Diamond East Project
Pennsylvania, New Jersey
1 billion cubic feet/day
$500 million and $800 million
About 50 miles
Lycoming and Luzerne
Williams has provided little information on its proposed Diamond East Project, which is slated to transport natural gas from northeastern Pennsylvania to western New Jersey. Though the project appears to be smaller in scope than the Atlantic Sunrise Project, with only 50 miles of pipeline compared with the nearly 180 miles in Atlantic Sunrise, the capacity would be up to 1 billion cubic feet/day.
Leidy Southeast Expansion
Pennsylvania, New Jersey
525 million cubic feet/day; 42” diameter
End of 2015
This proposed expansion project would increase capacity on the existing Transco pipeline, a major transporter of natural gas in the southeast and northeastern United States. It would add 30 miles of additional pipe segments, called loops, alongside the existing line in Luzerne and Monroe counties, as well as modifications to existing compressor stations in Lycoming, Luzerne and Columbia counties. In August, FERC declared in an Environmental Impact Statement that the project would have “no significant impact” on Pennsylvania’s environment. According to the Scranton Times-Tribune, FERC received several comments from people asking to “consider national and global cumulative impacts” of the project, from the drilling and fracking to the use of gas and the “emitting of greenhouse gases that contribute to climate change.” FERC said it would only look at the cumulative local impacts of what could occur near the Leidy Southeast project during the project’s timeframe.

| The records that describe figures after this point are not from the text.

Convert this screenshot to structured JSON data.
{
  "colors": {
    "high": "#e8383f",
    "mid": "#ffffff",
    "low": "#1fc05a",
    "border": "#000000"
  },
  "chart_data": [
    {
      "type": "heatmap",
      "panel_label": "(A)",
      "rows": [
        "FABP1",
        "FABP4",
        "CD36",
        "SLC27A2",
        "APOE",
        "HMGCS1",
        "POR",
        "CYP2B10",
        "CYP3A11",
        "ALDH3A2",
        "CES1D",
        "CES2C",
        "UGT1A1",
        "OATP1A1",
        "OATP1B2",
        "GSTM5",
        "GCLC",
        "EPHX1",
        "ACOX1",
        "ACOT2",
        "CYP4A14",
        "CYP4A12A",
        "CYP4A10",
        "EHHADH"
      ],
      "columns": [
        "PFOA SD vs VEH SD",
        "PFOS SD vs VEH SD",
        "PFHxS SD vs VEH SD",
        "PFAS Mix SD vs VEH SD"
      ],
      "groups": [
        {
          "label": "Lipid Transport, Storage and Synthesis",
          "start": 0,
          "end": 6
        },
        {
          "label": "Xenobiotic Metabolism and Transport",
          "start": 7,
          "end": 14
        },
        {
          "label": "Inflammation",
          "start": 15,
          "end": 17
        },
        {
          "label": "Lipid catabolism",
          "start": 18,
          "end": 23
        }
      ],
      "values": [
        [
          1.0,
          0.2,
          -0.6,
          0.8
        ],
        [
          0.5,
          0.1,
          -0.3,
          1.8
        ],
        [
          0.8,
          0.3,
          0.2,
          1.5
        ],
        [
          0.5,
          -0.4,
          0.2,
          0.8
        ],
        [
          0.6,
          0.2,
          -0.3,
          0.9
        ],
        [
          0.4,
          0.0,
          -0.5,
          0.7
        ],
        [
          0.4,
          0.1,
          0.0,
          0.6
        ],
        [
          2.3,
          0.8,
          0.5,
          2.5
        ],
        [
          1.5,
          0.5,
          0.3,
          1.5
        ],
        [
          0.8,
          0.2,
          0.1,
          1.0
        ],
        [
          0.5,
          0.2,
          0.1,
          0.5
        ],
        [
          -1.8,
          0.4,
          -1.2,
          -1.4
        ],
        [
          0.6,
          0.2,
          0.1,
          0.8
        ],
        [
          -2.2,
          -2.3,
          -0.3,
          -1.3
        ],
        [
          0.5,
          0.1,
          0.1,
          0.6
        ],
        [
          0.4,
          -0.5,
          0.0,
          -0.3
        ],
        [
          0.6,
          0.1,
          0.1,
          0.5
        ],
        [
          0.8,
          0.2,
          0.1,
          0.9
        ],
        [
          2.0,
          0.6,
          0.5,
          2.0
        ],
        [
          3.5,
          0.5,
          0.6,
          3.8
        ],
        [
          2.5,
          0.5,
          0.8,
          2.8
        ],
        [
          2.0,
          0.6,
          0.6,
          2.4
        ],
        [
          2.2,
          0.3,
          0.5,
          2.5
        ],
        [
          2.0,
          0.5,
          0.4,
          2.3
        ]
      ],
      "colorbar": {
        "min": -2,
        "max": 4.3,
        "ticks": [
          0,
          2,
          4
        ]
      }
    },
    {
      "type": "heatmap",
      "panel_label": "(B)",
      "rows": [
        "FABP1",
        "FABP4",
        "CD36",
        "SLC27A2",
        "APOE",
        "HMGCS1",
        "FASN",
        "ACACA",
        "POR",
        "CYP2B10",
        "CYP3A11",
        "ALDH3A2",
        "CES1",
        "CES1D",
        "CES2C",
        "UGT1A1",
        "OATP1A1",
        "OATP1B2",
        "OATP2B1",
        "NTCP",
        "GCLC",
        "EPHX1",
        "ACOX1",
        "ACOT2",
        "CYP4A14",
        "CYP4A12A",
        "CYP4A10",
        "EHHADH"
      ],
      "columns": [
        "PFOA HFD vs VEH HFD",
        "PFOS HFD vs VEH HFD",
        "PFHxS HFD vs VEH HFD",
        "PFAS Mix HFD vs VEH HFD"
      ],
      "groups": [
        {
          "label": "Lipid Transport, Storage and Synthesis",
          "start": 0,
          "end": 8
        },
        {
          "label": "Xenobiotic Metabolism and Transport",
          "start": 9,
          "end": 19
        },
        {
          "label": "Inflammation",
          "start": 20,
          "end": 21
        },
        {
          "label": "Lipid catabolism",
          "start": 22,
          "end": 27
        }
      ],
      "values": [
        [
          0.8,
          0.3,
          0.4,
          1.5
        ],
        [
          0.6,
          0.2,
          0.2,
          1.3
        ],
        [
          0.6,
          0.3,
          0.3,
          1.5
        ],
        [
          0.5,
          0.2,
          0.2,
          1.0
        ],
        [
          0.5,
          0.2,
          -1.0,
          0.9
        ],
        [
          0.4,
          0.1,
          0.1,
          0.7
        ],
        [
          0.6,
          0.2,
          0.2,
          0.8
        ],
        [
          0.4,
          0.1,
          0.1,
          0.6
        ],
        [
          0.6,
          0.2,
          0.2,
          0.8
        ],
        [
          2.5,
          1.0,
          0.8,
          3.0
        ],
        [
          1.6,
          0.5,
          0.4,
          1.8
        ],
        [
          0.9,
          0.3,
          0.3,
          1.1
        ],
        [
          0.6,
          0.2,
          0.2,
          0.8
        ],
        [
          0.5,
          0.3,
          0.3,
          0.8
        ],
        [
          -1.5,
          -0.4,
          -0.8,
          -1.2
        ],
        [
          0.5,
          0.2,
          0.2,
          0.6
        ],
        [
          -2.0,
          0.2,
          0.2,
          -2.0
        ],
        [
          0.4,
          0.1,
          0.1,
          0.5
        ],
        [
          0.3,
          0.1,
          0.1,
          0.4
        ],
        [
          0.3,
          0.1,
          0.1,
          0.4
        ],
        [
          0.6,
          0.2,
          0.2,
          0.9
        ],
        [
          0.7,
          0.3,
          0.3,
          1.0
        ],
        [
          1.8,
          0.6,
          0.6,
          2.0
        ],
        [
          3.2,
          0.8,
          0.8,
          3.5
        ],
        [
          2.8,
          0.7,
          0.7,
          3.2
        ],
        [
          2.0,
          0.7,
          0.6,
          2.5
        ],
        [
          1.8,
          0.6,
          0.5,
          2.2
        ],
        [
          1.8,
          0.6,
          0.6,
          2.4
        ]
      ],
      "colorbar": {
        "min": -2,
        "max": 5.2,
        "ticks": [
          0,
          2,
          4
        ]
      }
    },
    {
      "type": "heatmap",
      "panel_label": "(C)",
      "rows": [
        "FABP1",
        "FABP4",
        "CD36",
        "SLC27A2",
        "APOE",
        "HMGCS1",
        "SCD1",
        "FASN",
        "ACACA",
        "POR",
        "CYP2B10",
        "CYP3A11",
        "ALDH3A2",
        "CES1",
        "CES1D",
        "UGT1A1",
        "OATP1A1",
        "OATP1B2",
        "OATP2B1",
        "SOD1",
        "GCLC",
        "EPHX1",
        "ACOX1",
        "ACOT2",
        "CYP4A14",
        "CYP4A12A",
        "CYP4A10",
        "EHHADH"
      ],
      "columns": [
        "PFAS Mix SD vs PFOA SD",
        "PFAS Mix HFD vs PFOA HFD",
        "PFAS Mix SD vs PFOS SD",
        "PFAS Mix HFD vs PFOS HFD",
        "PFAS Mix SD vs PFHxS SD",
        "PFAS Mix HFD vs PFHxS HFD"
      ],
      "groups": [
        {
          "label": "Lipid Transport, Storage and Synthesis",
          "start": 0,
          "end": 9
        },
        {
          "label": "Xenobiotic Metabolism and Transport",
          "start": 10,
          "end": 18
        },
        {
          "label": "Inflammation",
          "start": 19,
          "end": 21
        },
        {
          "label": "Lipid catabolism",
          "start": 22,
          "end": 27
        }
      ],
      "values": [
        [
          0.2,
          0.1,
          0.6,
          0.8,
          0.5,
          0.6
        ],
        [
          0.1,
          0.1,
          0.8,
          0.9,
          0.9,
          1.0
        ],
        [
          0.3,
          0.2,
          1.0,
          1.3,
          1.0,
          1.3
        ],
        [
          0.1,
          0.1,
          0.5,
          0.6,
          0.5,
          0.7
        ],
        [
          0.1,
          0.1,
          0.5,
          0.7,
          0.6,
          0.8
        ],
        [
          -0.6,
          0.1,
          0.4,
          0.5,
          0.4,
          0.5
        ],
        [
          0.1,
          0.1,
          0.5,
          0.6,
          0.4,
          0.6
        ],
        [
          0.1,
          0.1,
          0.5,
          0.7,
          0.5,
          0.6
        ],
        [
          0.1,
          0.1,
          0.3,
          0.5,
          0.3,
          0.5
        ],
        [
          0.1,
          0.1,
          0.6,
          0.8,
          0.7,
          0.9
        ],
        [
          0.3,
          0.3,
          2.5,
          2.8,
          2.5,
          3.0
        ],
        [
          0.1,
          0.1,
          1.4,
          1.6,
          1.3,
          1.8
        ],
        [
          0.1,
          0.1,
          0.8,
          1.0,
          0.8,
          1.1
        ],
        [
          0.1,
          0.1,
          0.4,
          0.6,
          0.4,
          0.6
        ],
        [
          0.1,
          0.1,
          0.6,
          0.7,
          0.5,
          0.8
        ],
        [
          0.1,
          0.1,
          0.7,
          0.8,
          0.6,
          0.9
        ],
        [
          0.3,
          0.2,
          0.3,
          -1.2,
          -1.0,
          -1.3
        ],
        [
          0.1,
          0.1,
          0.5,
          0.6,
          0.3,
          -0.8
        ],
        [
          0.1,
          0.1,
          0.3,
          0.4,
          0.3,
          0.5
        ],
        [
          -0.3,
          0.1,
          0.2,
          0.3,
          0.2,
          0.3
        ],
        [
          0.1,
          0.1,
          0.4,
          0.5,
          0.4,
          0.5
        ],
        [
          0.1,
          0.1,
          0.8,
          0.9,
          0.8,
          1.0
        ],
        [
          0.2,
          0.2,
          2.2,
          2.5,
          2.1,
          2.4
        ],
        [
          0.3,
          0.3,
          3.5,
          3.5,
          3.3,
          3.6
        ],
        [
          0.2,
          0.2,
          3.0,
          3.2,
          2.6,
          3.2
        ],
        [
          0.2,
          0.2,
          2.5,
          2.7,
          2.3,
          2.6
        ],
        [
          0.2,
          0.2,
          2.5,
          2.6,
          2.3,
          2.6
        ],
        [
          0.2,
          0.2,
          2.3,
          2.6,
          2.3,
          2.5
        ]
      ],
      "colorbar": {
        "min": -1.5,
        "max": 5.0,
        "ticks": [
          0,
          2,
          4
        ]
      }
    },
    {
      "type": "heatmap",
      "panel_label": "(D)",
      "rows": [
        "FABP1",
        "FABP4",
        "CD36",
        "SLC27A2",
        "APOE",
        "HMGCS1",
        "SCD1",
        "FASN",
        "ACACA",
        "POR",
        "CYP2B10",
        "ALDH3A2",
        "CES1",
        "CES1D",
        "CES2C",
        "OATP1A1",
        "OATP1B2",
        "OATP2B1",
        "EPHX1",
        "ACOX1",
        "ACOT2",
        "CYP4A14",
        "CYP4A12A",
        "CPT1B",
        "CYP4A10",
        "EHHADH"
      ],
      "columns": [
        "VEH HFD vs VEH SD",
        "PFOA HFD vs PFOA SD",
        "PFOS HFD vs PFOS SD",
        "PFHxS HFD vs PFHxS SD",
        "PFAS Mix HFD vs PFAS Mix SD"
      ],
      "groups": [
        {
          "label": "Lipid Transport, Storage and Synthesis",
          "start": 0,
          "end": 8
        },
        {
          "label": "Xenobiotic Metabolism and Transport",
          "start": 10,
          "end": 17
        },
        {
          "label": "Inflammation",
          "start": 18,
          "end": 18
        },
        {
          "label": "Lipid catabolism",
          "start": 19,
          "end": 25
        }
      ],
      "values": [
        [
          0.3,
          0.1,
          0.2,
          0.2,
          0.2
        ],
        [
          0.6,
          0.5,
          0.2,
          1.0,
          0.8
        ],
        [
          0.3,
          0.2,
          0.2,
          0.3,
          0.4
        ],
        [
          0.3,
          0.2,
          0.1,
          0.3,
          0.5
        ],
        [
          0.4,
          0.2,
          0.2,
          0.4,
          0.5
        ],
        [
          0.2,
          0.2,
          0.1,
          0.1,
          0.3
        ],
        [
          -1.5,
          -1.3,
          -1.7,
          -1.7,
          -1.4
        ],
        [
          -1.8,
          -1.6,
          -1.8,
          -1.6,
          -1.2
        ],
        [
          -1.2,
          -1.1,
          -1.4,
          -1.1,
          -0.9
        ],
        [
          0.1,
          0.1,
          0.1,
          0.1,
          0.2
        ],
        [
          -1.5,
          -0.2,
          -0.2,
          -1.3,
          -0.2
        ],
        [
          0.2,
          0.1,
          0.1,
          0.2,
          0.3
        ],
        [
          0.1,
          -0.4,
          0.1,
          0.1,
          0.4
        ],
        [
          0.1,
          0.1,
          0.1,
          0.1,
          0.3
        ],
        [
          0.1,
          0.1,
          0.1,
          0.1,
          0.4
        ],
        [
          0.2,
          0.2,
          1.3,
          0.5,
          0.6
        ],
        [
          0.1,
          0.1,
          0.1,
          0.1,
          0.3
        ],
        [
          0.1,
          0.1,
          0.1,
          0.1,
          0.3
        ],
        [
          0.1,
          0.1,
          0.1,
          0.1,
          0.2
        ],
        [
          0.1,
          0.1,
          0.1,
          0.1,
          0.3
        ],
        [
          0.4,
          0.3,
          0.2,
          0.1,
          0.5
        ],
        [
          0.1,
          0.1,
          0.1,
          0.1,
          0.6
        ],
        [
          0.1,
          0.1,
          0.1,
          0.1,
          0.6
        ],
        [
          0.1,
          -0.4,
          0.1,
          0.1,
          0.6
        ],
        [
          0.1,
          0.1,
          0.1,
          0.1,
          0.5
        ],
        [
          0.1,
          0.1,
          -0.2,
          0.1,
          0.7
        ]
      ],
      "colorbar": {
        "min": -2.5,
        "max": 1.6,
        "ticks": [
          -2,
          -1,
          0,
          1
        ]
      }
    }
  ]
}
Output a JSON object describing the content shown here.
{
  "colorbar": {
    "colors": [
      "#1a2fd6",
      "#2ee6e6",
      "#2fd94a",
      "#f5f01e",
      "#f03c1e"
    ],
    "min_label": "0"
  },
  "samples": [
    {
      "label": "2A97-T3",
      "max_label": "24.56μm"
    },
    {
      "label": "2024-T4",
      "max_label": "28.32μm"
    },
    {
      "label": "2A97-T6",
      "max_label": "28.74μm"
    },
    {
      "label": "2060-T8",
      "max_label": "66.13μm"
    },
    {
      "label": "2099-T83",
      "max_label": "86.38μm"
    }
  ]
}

Williams, Cabot Oil & Gas, Piedmont Natural Gas and WGL Holdings
Pennsylvania, New York
650 million cubic feet/day; 30” diameter
Late 2015 or early 2016
This proposed interstate pipeline would funnel gas from the Marcellus Shale to New York and New England. It would stretch from Susquehanna County to Schoharie County, N.Y. In October, the Federal Energy Regulatory Commission (which regulates interstate pipelines) approved an Environmental Impact Statement for the project that concluded the pipeline would not cause major harm to the environment. Several environmental groups, including Clean Air Council, Stop the Pipeline, Catskill Mountainkeeper, Sierra Club and Delaware Riverkeeper, as well as local residents, filed comments to FERC opposing the project. They contend the pipeline will enable more fracking in the area, which will industrialize rural areas and cause more air and water pollution, affect property values and disrupt local residents’ way of life. The pipeline will cross 289 bodies of water. This large-diameter pipe would move enough gas to power 6.2 million homes with electricity, according to FERC estimates. The pipeline still has to pass many more federal regulatory steps before getting the green light.
Northeast Energy Direct Project
Kinder Morgan’s Tennessee Gas Pipeline Co.
Pennsylvania, New York, Massachusetts, New Hampshire and Connecticut
Between 800 million and 2.2 billion cubic feet per day
The Northeast Energy Direct Project is a proposed upgrade and expansion of the Tennessee Gas Pipeline (TGP) that currently runs west to east through Pennsylvania. The Northeast Energy Direct would branch off of the TGP in Susquehanna County and carry natural gas north through New York and into Massachusetts. Opposition to the pipeline can be found in all the states through which it is projected to run.